Automatically revoking beneficiary designations on legal separation can lead to plan errors, IRS advises

Automatically revoking a participant’s designation of his or her spouse as beneficiary when the participant is legally separated may cause a plan to violate the spousal death benefit rules, according to the IRS.

Waiver rules

A qualified retirement plan must provide that it will pay at least 50% (100% for profit-sharing plans) of a participant’s death benefits to the participant’s current spouse, unless the participant has waived this spousal benefit, with his spouse’s consent. These rules (the qualified pre-retirement survivor annuity (QPSA) rules) apply regardless of whom the participant designates as his beneficiary.

Automatic revocations

Some plans are written to automatically revoke a participant’s spousal beneficiary designation when the participant divorces or is legally separated. However, the IRS advises that “legal separation” only eliminates the requirement that a participant obtain spousal consent to waive the spousal death benefit and name another beneficiary. The separated spouse must still receive the spousal death benefit unless the participant has:

(1) waived the death benefit; and
(2) specifically designated another beneficiary.

The IRS points out that, although a legally separated participant can waive the spousal death benefit without spousal consent, a plan’s automatic revocation language, by itself, doesn’t satisfy the waiver rules.

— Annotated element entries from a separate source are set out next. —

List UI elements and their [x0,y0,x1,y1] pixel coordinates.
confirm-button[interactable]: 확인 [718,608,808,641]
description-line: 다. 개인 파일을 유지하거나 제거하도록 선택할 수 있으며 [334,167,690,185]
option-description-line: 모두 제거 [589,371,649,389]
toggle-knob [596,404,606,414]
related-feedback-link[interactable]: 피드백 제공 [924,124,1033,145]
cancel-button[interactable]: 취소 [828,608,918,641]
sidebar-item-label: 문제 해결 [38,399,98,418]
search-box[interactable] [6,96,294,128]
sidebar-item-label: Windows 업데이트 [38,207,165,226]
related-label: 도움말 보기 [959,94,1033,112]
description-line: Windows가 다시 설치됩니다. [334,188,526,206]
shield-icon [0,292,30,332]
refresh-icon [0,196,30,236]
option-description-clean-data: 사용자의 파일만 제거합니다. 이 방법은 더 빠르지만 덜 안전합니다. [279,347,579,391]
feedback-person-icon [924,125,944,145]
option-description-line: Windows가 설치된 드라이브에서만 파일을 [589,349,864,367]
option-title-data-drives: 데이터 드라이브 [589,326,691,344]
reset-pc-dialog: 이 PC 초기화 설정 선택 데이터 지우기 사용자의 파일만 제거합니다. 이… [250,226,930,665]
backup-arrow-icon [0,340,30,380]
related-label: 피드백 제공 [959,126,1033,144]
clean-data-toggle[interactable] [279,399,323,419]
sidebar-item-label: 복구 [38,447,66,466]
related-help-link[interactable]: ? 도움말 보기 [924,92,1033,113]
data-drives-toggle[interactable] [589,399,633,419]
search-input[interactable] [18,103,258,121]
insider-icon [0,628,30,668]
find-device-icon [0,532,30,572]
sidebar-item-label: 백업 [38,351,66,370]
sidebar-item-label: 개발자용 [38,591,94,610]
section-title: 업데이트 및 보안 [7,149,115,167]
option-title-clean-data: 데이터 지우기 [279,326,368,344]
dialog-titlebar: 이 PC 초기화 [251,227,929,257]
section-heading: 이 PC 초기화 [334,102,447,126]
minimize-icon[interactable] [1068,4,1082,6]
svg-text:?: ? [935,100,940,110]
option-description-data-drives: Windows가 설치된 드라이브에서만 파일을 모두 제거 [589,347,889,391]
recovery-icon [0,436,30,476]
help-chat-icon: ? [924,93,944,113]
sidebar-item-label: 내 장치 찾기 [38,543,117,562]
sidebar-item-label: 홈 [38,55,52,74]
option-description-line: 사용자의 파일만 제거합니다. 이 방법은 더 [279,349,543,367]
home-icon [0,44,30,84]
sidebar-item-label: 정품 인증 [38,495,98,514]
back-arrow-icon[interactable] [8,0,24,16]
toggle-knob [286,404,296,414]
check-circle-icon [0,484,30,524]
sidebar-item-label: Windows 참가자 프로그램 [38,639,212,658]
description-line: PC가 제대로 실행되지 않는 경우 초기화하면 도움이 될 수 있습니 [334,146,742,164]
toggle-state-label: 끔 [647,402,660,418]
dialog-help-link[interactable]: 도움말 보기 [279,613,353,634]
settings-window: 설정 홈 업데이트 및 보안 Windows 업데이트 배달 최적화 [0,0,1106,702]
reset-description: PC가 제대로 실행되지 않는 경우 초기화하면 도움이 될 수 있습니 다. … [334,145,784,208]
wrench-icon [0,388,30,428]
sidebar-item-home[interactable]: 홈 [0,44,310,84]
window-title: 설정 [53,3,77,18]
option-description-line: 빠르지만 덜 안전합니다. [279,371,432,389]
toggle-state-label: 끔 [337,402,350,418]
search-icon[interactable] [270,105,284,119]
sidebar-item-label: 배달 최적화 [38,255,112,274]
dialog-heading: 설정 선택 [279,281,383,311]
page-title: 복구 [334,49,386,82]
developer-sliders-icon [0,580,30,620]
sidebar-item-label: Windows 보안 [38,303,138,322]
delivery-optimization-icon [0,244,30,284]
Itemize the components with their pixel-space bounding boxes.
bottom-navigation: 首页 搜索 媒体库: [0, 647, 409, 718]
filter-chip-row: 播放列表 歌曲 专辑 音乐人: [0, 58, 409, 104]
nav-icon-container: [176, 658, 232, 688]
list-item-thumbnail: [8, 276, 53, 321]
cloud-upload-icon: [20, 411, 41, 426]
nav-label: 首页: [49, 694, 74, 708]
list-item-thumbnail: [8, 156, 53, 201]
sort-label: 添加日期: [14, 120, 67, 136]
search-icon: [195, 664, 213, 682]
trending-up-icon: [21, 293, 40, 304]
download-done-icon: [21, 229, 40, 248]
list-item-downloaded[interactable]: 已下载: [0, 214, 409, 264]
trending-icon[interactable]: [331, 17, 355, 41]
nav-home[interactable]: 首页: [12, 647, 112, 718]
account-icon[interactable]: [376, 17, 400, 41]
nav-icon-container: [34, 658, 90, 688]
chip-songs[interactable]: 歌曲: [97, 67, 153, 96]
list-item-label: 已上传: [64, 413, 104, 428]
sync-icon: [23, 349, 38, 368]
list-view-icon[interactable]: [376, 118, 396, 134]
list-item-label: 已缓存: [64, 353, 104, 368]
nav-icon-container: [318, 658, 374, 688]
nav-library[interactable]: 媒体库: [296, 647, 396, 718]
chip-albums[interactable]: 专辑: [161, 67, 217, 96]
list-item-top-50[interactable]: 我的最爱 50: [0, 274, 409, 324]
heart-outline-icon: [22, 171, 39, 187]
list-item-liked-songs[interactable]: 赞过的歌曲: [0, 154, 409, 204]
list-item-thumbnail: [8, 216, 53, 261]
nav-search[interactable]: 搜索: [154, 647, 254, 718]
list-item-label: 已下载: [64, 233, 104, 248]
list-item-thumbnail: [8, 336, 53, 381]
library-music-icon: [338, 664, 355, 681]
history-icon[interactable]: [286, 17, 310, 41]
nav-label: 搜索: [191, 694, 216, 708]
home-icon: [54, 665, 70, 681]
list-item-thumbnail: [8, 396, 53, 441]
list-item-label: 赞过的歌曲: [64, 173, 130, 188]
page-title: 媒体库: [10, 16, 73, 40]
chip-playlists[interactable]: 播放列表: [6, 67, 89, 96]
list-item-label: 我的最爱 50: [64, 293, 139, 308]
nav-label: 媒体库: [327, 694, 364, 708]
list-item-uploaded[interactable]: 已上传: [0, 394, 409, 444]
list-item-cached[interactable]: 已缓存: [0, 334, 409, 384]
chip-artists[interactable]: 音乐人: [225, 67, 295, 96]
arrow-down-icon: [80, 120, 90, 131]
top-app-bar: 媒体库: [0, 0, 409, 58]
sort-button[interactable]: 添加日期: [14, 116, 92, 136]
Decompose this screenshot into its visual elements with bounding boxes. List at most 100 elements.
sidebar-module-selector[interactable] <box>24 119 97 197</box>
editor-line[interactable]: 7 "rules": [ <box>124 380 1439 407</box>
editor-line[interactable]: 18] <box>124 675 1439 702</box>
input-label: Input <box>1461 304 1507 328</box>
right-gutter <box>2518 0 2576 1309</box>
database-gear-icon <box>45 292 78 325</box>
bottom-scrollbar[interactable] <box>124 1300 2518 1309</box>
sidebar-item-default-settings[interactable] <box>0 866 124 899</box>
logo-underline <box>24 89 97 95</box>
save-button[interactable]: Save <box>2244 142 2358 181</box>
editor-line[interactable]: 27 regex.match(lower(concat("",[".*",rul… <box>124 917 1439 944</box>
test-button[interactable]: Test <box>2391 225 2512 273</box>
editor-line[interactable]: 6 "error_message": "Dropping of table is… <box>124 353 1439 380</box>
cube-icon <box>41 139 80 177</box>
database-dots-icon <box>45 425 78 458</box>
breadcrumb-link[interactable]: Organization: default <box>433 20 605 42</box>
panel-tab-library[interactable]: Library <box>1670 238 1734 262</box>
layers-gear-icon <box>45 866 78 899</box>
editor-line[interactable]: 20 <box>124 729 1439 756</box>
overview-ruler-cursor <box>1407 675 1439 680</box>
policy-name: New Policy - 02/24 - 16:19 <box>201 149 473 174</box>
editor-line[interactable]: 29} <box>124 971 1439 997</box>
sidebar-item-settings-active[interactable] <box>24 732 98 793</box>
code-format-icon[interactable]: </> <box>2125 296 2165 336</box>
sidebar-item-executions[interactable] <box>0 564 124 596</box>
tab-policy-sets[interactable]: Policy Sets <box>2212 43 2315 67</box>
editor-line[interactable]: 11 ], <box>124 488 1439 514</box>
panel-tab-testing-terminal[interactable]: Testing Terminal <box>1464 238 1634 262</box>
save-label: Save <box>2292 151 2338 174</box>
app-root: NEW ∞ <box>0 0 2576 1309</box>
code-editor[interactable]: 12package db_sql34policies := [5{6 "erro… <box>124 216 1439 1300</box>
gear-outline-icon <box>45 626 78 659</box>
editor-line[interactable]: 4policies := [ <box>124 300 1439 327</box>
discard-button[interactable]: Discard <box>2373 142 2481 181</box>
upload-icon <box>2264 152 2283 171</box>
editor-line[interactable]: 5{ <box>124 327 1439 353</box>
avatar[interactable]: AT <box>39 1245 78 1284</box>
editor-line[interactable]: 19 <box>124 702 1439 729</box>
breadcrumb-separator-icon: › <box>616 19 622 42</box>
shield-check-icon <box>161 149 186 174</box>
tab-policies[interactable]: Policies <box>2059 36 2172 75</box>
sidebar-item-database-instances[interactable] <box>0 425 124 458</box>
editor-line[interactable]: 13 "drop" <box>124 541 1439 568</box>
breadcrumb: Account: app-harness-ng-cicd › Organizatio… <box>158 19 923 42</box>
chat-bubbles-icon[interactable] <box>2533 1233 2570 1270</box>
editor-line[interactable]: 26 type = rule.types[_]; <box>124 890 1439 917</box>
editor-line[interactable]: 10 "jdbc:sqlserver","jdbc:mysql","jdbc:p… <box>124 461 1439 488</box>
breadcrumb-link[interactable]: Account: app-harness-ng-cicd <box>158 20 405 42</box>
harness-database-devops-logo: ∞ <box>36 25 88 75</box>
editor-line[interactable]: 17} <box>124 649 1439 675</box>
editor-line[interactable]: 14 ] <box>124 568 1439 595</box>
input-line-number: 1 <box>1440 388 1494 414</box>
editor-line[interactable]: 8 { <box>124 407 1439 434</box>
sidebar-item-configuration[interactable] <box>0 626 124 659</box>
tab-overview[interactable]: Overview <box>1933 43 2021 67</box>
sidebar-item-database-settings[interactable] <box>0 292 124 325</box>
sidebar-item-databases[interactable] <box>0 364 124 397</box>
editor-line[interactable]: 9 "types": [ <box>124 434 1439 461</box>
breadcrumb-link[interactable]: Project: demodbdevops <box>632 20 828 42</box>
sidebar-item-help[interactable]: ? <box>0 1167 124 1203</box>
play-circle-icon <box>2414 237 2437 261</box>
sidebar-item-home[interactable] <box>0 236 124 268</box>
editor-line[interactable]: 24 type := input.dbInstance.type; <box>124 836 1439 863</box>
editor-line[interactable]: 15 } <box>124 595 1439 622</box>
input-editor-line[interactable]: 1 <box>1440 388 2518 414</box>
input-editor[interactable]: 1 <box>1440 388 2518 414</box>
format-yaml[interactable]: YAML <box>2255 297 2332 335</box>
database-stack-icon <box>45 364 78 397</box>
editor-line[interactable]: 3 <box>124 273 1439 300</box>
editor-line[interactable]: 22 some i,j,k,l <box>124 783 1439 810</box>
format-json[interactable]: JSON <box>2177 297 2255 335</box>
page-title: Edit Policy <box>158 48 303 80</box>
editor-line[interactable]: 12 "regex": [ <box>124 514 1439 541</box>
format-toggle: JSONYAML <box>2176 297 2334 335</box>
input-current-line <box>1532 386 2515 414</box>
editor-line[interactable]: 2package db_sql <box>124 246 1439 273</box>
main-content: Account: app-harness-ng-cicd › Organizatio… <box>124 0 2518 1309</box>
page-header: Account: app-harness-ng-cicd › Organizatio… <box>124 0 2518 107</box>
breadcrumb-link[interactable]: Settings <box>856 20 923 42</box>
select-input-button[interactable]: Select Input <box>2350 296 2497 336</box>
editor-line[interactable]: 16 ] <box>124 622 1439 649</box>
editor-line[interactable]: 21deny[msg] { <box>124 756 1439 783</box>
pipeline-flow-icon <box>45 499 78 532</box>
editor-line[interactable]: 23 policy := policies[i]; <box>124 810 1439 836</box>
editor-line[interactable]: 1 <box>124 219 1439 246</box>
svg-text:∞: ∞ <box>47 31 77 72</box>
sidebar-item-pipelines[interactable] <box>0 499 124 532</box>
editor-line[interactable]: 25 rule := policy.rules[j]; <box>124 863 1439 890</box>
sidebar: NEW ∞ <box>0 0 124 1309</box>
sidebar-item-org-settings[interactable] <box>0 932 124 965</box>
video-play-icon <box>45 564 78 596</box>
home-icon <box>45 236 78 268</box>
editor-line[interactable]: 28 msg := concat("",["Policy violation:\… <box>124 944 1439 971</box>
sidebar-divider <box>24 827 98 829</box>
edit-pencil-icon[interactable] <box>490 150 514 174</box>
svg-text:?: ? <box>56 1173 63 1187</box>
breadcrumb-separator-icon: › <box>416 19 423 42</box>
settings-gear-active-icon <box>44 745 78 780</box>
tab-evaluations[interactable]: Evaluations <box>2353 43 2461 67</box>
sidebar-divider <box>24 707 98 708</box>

Automatically revoking a beneficiary designation, therefore, has no effect on the legally-separated spouse’s rights to death benefits under the QPSA rules.

A plan’s automatic revocation language is often misunderstood as eliminating a legally-separated spouse’s right to death benefits, and may cause a plan administrator to pay death benefits to the wrong person, the IRS notes.

Plan language

In order to prevent plans from paying death benefits to the wrong parties, the IRS said that it will no longer permit pre-approved plans to contain provisions that automatically revoke a participant’s spousal beneficiary designation upon legal separation.

Individually designed plans must either eliminate this language or clarify that the revocation does not affect the spouse’s rights to the QPSA death benefits. For example, a pension plan that provides that the spouse is entitled to 50% of a participant’s benefit, but allows the participant to designate a different beneficiary for the rest, must specify that the revocation only affects the beneficiary of the remaining 50%.

Retirement plans may continue to provide that if participants get a divorce, their designation of their former spouse as plan beneficiary is automatically revoked, the IRS said.